Lnu v. Blanche — Ninth Circuit Sanctions Lawyers for AI-Hallucinated Citations

Case
Lnu v. Blanche
Court
U.S. Court of Appeals for the Ninth Circuit
Date Decided
June 3, 2026
Docket No.
24-4790
Topics
Attorney sanctions, generative AI, hallucinated citations, candor to the tribunal

Background

Two Orange County immigration attorneys, Mike Singh Sethi and William Rounds, filed appellate briefs in the Ninth Circuit that cited two cases that do not exist — Eduardo v. Garland and Lay v. Holder — and misquoted language from several real cases. The briefs were drafted by unlicensed law school graduates working at the firm, and no licensed attorney verified the citations before the briefs were signed and filed.

When the fabrications surfaced, Sethi initially characterized them as “typographical errors” and offered replacement citations. At oral argument, Rounds was asked directly whether generative AI had been used to draft the brief. He denied it three times, then conceded it was “possible,” and ultimately disclosed that the unlicensed drafter had produced the brief without any attorney having checked the cited authorities.

The Court’s Holding

The panel sanctioned both attorneys. The most consequential line in the opinion is that “the rules are violated at the point of signing and filing,” not at the point of research. An attorney’s signature on a brief is a personal attestation that every cited authority has been read and confirmed — a duty the court treated as non-delegable, whether the underlying draft came from a junior associate, a contract paralegal, or a large language model.

The court found violations of Federal Rule of Appellate Procedure 28 (which governs the contents of a brief) and California Rules of Professional Conduct 1.1 (competence), 1.3 (diligence), 3.1(a)(2) (meritorious claims), and 3.3(a)(1) (candor to the tribunal). The panel was careful to note that using generative AI is not itself unethical. The violation lies in letting unverified AI output reach the court under an attorney’s signature.

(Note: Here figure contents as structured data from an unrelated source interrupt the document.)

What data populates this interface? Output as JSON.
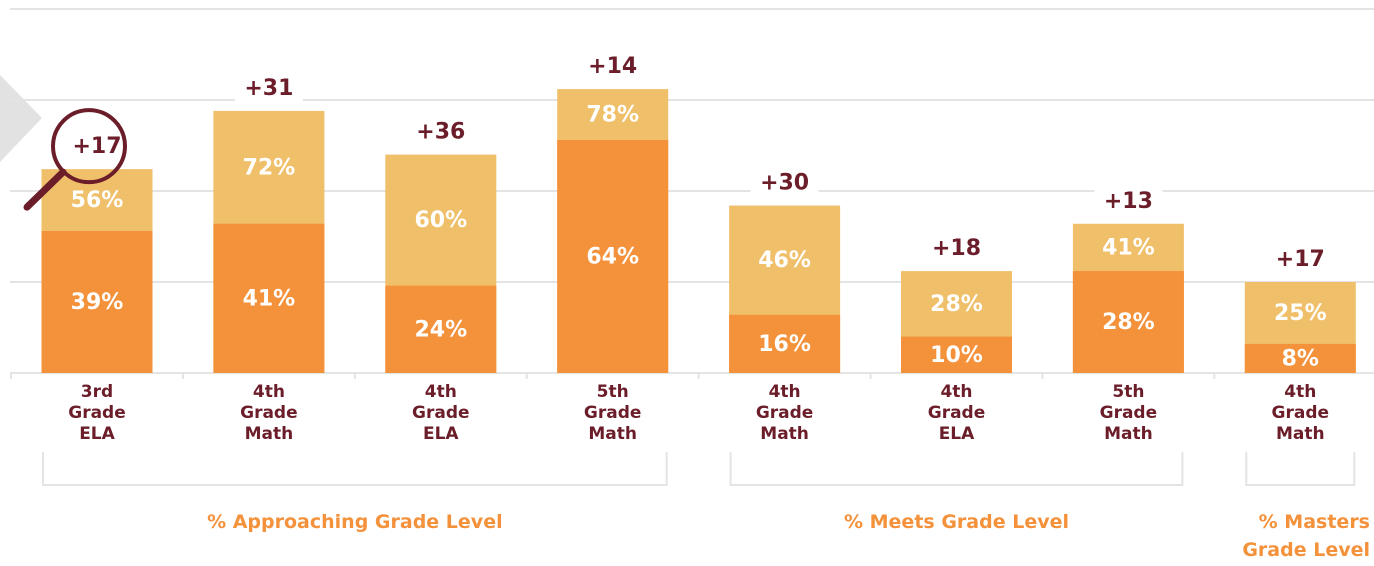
{
  "chart_data": {
    "type": "bar",
    "categories": [
      "3rd Grade ELA",
      "4th Grade Math",
      "4th Grade ELA",
      "5th Grade Math",
      "4th Grade Math",
      "4th Grade ELA",
      "5th Grade Math",
      "4th Grade Math"
    ],
    "series": [
      {
        "color": "#f0bf6a",
        "values": [
          56,
          72,
          60,
          78,
          46,
          28,
          41,
          25
        ],
        "value_labels": [
          "56%",
          "72%",
          "60%",
          "78%",
          "46%",
          "28%",
          "41%",
          "25%"
        ]
      },
      {
        "color": "#f4913b",
        "values": [
          39,
          41,
          24,
          64,
          16,
          10,
          28,
          8
        ],
        "value_labels": [
          "39%",
          "41%",
          "24%",
          "64%",
          "16%",
          "10%",
          "28%",
          "8%"
        ]
      }
    ],
    "annotations": [
      "+17",
      "+31",
      "+36",
      "+14",
      "+30",
      "+18",
      "+13",
      "+17"
    ],
    "groups": [
      "% Approaching Grade Level",
      "% Meets Grade Level",
      "% Masters Grade Level"
    ],
    "ylim": [
      0,
      100
    ],
    "yticks": [
      0,
      25,
      50,
      75,
      100
    ],
    "grid": true
  }
}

The court also singled out the courtroom denials. The opinion treats the repeated misrepresentations — first calling fabrications “typos,” then denying AI involvement three times under direct questioning — as a candor violation distinct from, and more serious than, the underlying citation errors.

Sanctions Imposed

  • $2,500 monetary fine on each attorney
  • Six-month suspension from practice before the Ninth Circuit
  • Mandatory AI-use disclosure statement on every brief filed in the Ninth Circuit for the next two years
  • Referral to the State Bar of California for further discipline

Key Takeaways

  • The signature is the trigger. The ethical duty attaches when a brief is signed and filed, regardless of who or what drafted the underlying text. Citation verification cannot be delegated.
  • AI use is not the violation; unverified output is. The court explicitly rejected the idea that using generative AI for drafting or research is itself sanctionable. What gets attorneys sanctioned is failing to check the work.
  • Candor failures compound. The panel treated the repeated denials at oral argument as a separate, aggravating violation. Honest disclosure when fabrications surface is materially less risky than denial.
  • Disclosure orders are now a real remedy. Forced AI-use disclosure on future filings is becoming a standard add-on to monetary and suspension penalties.

Why It Matters

This is the Ninth Circuit’s most direct statement to date on generative AI in legal practice, and it sets a technology-neutral standard: an attorney is responsible for every citation in every brief that bears their signature. The decision is significant because it refuses to treat AI as either a special excuse (“the chatbot did it”) or a special crime (“AI use is unethical”). It treats AI exactly like any other drafting tool — useful, but no substitute for the attorney’s own verification.

For California firms, especially those with high-volume practices that rely on junior or unlicensed staff to draft, this decision raises the cost of skipping the citation-check step. A six-month suspension from a circuit, combined with a state bar referral, can end a litigation practice. Firms that build AI into their workflow should pair it with a mandatory, documented citation-verification step before any brief is signed. Solo practitioners and small firms should treat AI-drafted research the same way they would treat a memo from a brand-new associate — useful, but not yet trustworthy.